We can write the posterior as $$p\left( \mathbf{\Sigma} | \mathbf{y}, \mathbf{X}, \boldsymbol\theta, \alpha, \mathbf{\Sigma}^* \right) \propto p\left(\mathbf{y} | \mathbf{X}, \boldsymbol{\theta}, \mathbf\Sigma \right) p\left( \mathbf{\Sigma} | \alpha, \mathbf{\Sigma}^* \right) \propto |\mathbf\Sigma|^{-\left(\left(\alpha+1\right)+n+1\right)/2} \exp\left\{ -\frac{1}{2} \mathrm{trace}\left[ \left( \left( \mathbf{y}-\mathbf{X}\boldsymbol\theta \right) \left( \mathbf{y}-\mathbf{X}\boldsymbol\theta \right)^T + \mathbf{\Sigma}^* \right) \mathbf{\Sigma}^{-1} \right] \right\}$$ thus we can write the posterior as an inverse Wishart with parameters $\alpha + 1$ and $\left( \mathbf{y}-\mathbf{X}\boldsymbol\theta \right) \left( \mathbf{y}-\mathbf{X}\boldsymbol\theta \right)^T + \mathbf{\Sigma}^*$.

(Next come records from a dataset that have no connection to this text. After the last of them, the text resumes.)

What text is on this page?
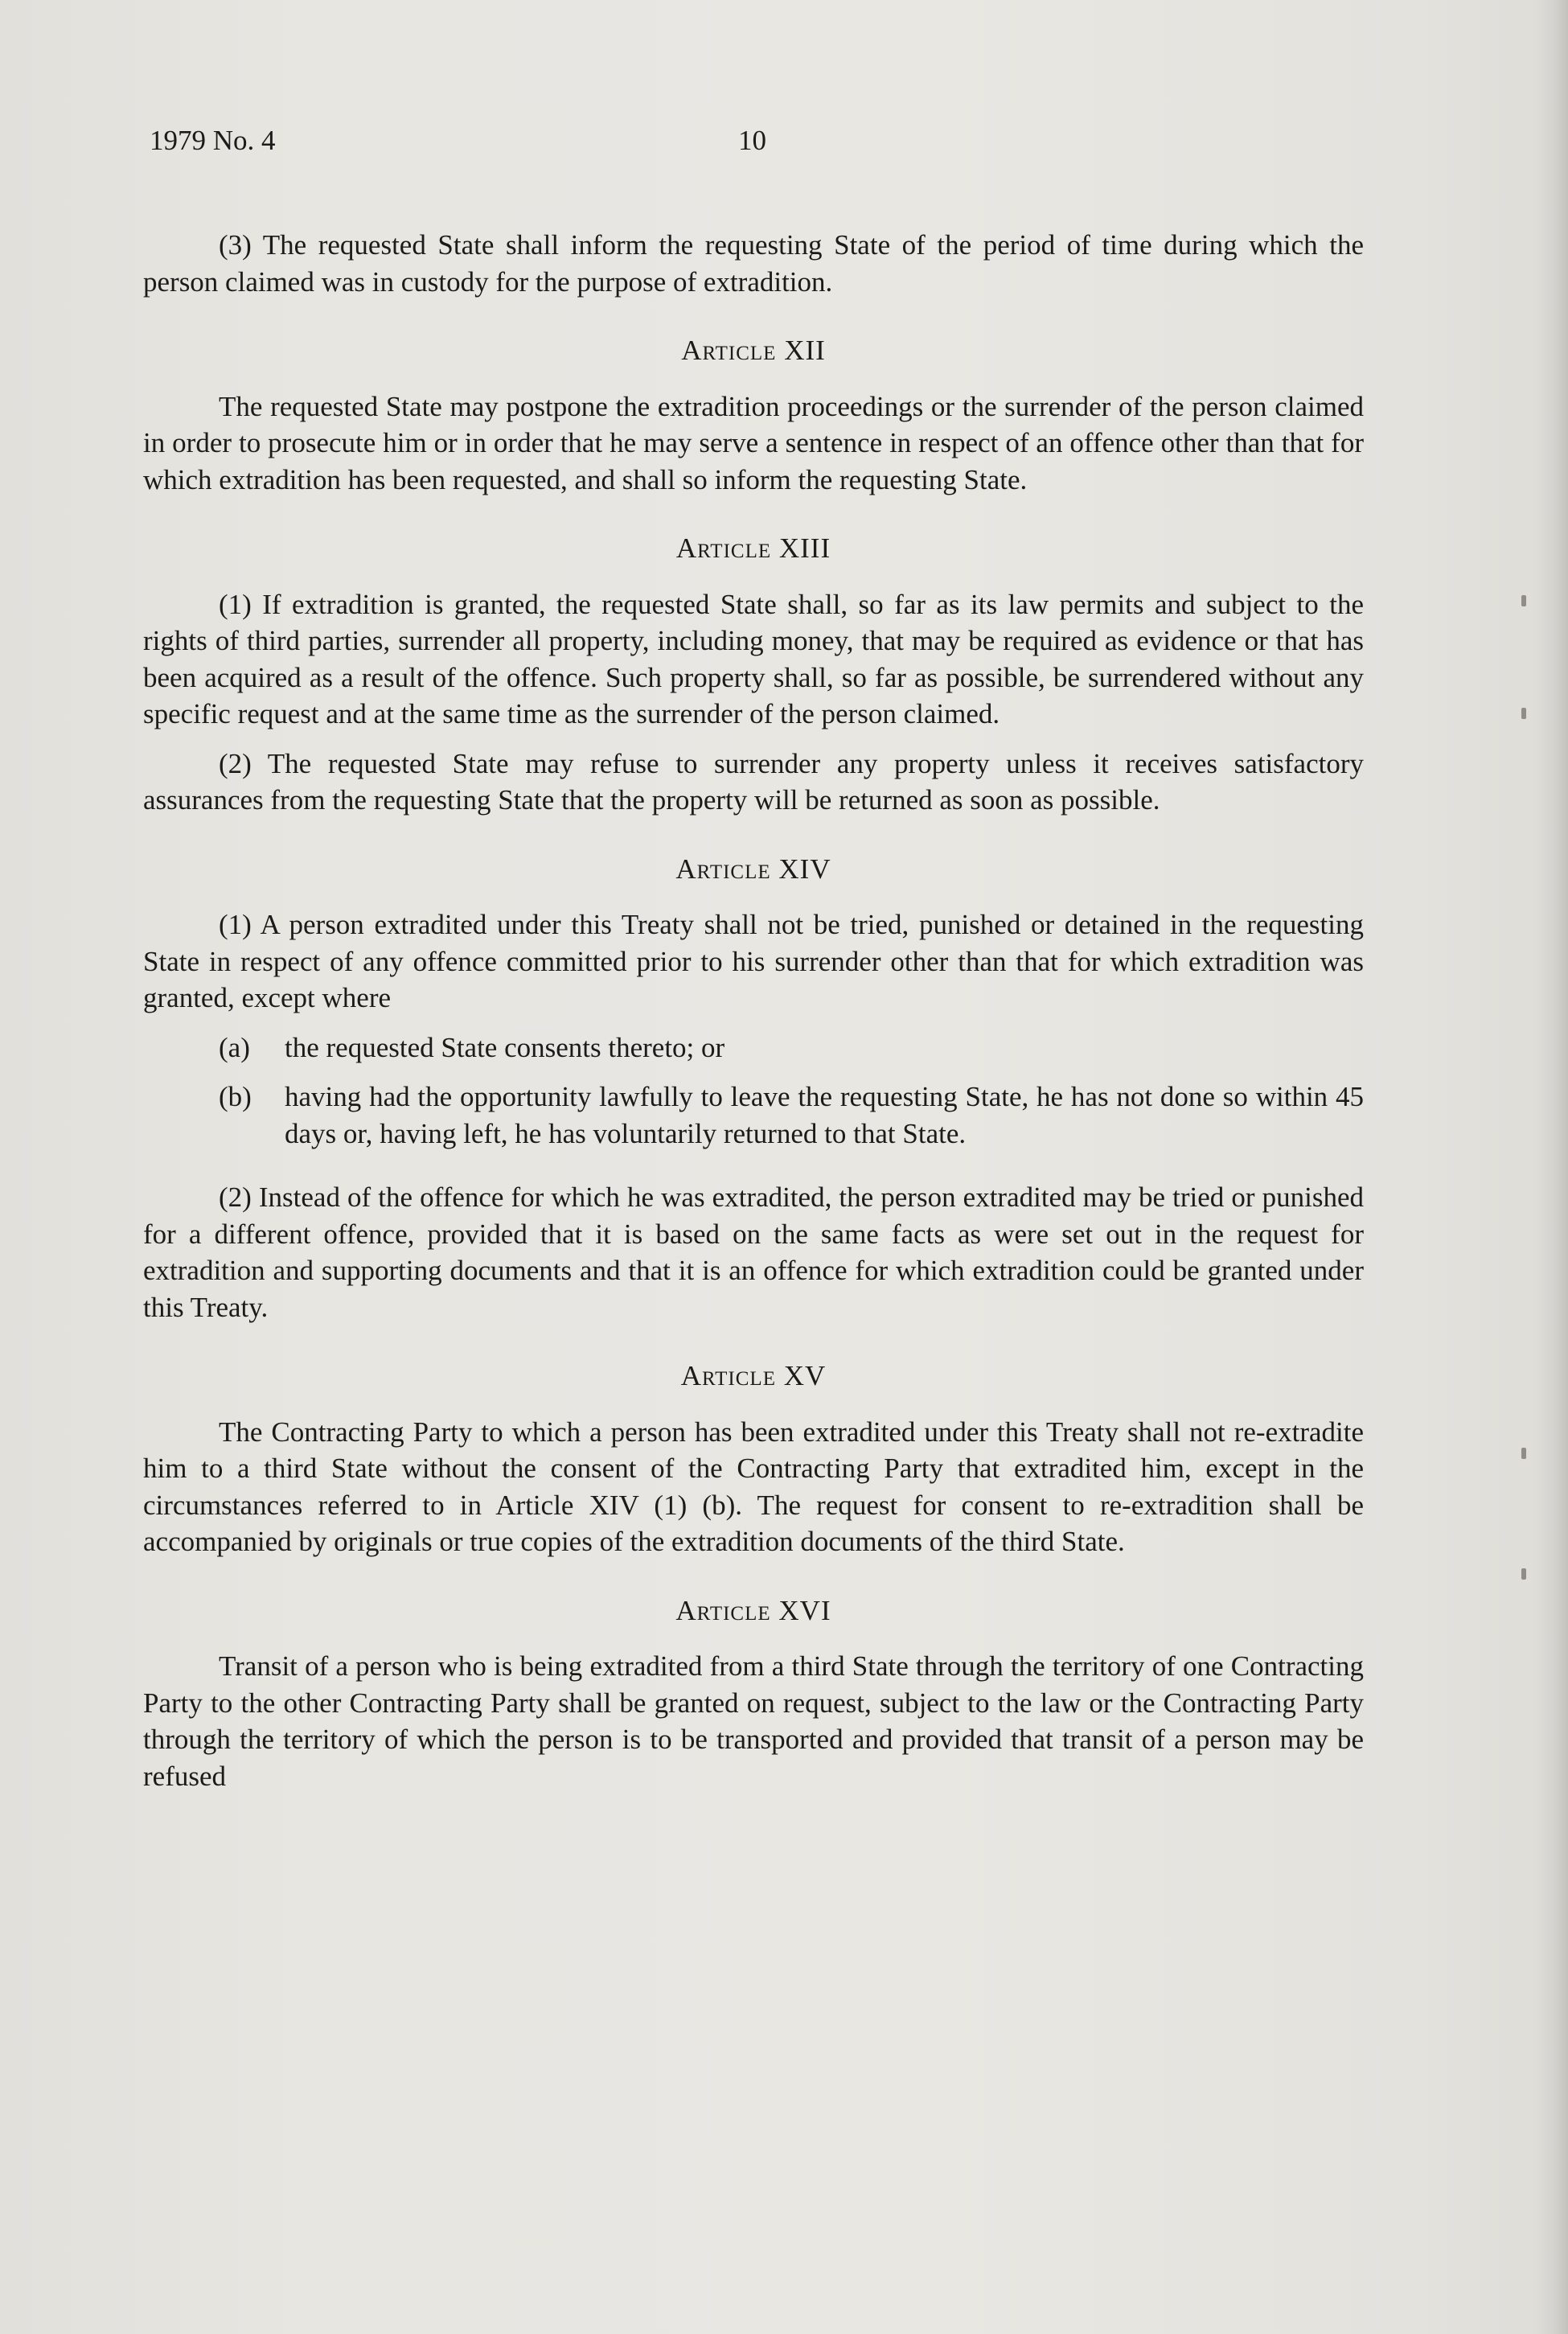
1979 No. 4	10

(3) The requested State shall inform the requesting State of the period of time during which the person claimed was in custody for the purpose of extradition.

Article XII

The requested State may postpone the extradition proceedings or the surrender of the person claimed in order to prosecute him or in order that he may serve a sentence in respect of an offence other than that for which extradition has been requested, and shall so inform the requesting State.

Article XIII

(1) If extradition is granted, the requested State shall, so far as its law permits and subject to the rights of third parties, surrender all property, including money, that may be required as evidence or that has been acquired as a result of the offence. Such property shall, so far as possible, be surrendered without any specific request and at the same time as the surrender of the person claimed.

(2) The requested State may refuse to surrender any property unless it receives satisfactory assurances from the requesting State that the property will be returned as soon as possible.

Article XIV

(1) A person extradited under this Treaty shall not be tried, punished or detained in the requesting State in respect of any offence committed prior to his surrender other than that for which extradition was granted, except where

(a)	the requested State consents thereto; or
(b)	having had the opportunity lawfully to leave the requesting State, he has not done so within 45 days or, having left, he has voluntarily returned to that State.

(2) Instead of the offence for which he was extradited, the person extradited may be tried or punished for a different offence, provided that it is based on the same facts as were set out in the request for extradition and supporting documents and that it is an offence for which extradition could be granted under this Treaty.

Article XV

The Contracting Party to which a person has been extradited under this Treaty shall not re-extradite him to a third State without the consent of the Contracting Party that extradited him, except in the circumstances referred to in Article XIV (1) (b). The request for consent to re-extradition shall be accompanied by originals or true copies of the extradition documents of the third State.

Article XVI

Transit of a person who is being extradited from a third State through the territory of one Contracting Party to the other Contracting Party shall be granted on request, subject to the law or the Contracting Party through the territory of which the person is to be transported and provided that transit of a person may be refused
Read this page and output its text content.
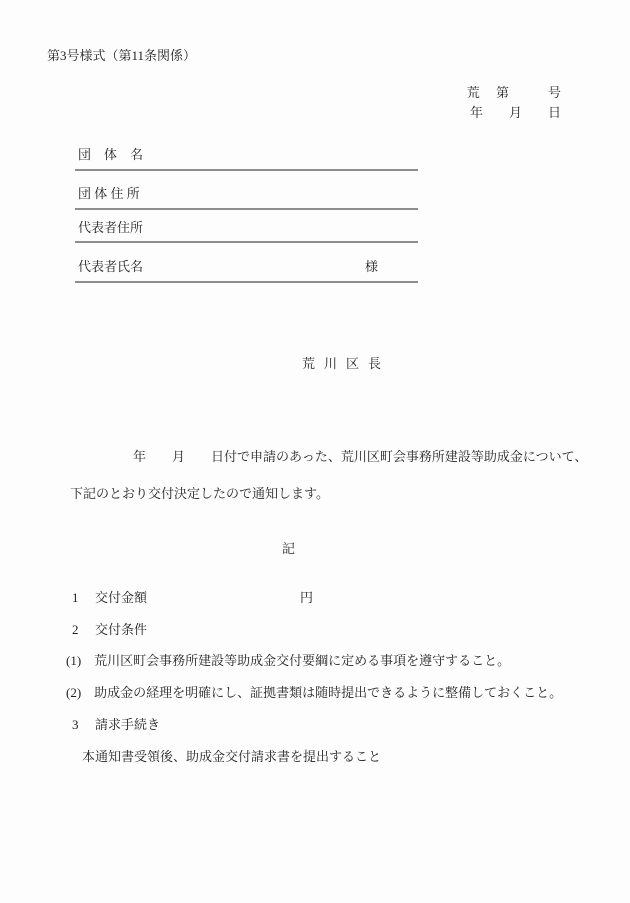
第3号様式（第11条関係）
荒　 第　　　号
年　　月　　日
団　体　名
団 体 住 所
代表者住所
代表者氏名	様
荒川区長
年　　月　　日付で申請のあった、荒川区町会事務所建設等助成金について、
下記のとおり交付決定したので通知します。
記
1 交付金額	円
2 交付条件
(1)　荒川区町会事務所建設等助成金交付要綱に定める事項を遵守すること。
(2)　助成金の経理を明確にし、証拠書類は随時提出できるように整備しておくこと。
3 請求手続き
本通知書受領後、助成金交付請求書を提出すること
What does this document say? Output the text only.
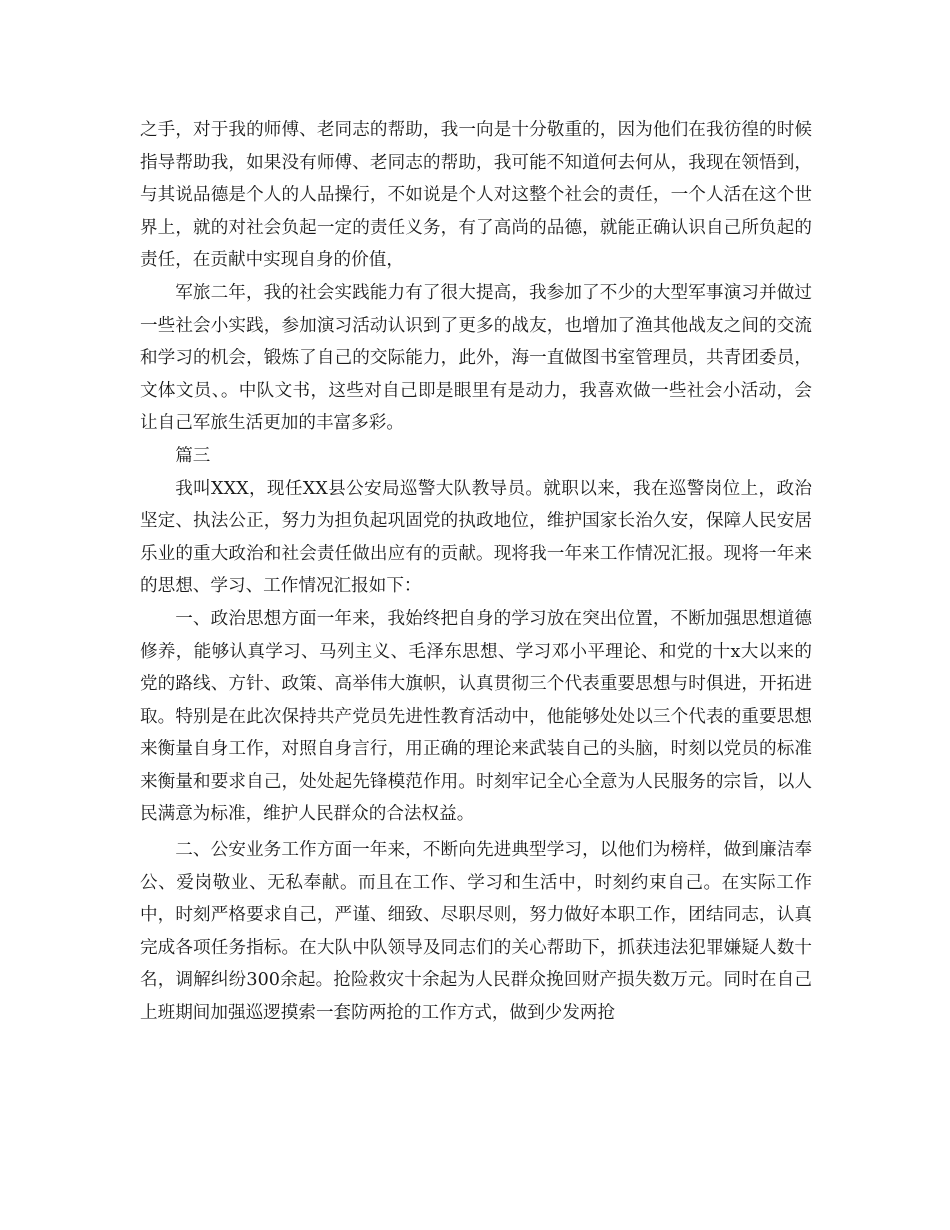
之手，对于我的师傅、老同志的帮助，我一向是十分敬重的，因为他们在我彷徨的时候指导帮助我，如果没有师傅、老同志的帮助，我可能不知道何去何从，我现在领悟到，与其说品德是个人的人品操行，不如说是个人对这整个社会的责任，一个人活在这个世界上，就的对社会负起一定的责任义务，有了高尚的品德，就能正确认识自己所负起的责任，在贡献中实现自身的价值，

军旅二年，我的社会实践能力有了很大提高，我参加了不少的大型军事演习并做过一些社会小实践，参加演习活动认识到了更多的战友，也增加了渔其他战友之间的交流和学习的机会，锻炼了自己的交际能力，此外，海一直做图书室管理员，共青团委员，文体文员、。中队文书，这些对自己即是眼里有是动力，我喜欢做一些社会小活动，会让自己军旅生活更加的丰富多彩。

篇三

我叫XXX，现任XX县公安局巡警大队教导员。就职以来，我在巡警岗位上，政治坚定、执法公正，努力为担负起巩固党的执政地位，维护国家长治久安，保障人民安居乐业的重大政治和社会责任做出应有的贡献。现将我一年来工作情况汇报。现将一年来的思想、学习、工作情况汇报如下：

一、政治思想方面一年来，我始终把自身的学习放在突出位置，不断加强思想道德修养，能够认真学习、马列主义、毛泽东思想、学习邓小平理论、和党的十x大以来的党的路线、方针、政策、高举伟大旗帜，认真贯彻三个代表重要思想与时俱进，开拓进取。特别是在此次保持共产党员先进性教育活动中，他能够处处以三个代表的重要思想来衡量自身工作，对照自身言行，用正确的理论来武装自己的头脑，时刻以党员的标准来衡量和要求自己，处处起先锋模范作用。时刻牢记全心全意为人民服务的宗旨，以人民满意为标准，维护人民群众的合法权益。

二、公安业务工作方面一年来，不断向先进典型学习，以他们为榜样，做到廉洁奉公、爱岗敬业、无私奉献。而且在工作、学习和生活中，时刻约束自己。在实际工作中，时刻严格要求自己，严谨、细致、尽职尽则，努力做好本职工作，团结同志，认真完成各项任务指标。在大队中队领导及同志们的关心帮助下，抓获违法犯罪嫌疑人数十名，调解纠纷300余起。抢险救灾十余起为人民群众挽回财产损失数万元。同时在自己上班期间加强巡逻摸索一套防两抢的工作方式，做到少发两抢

If $\alpha = n+1$ and $\mathbf{\Sigma}^* = 0$ then the posterior has parameters $\alpha +2$ and $\left( \mathbf{y}-\mathbf{X}\boldsymbol\theta \right) \left( \mathbf{y}-\mathbf{X}\boldsymbol\theta \right)^T$, thus the expectation of the distribution is $$ \mathbb{E}\left(\mathbf\Sigma\right) = \left( \mathbf{y}-\mathbf{X}\boldsymbol\theta \right) \left( \mathbf{y}-\mathbf{X}\boldsymbol\theta \right)^T$$ which is the maximum likelihood estimate $\mathbf{\Sigma}_{ML}$.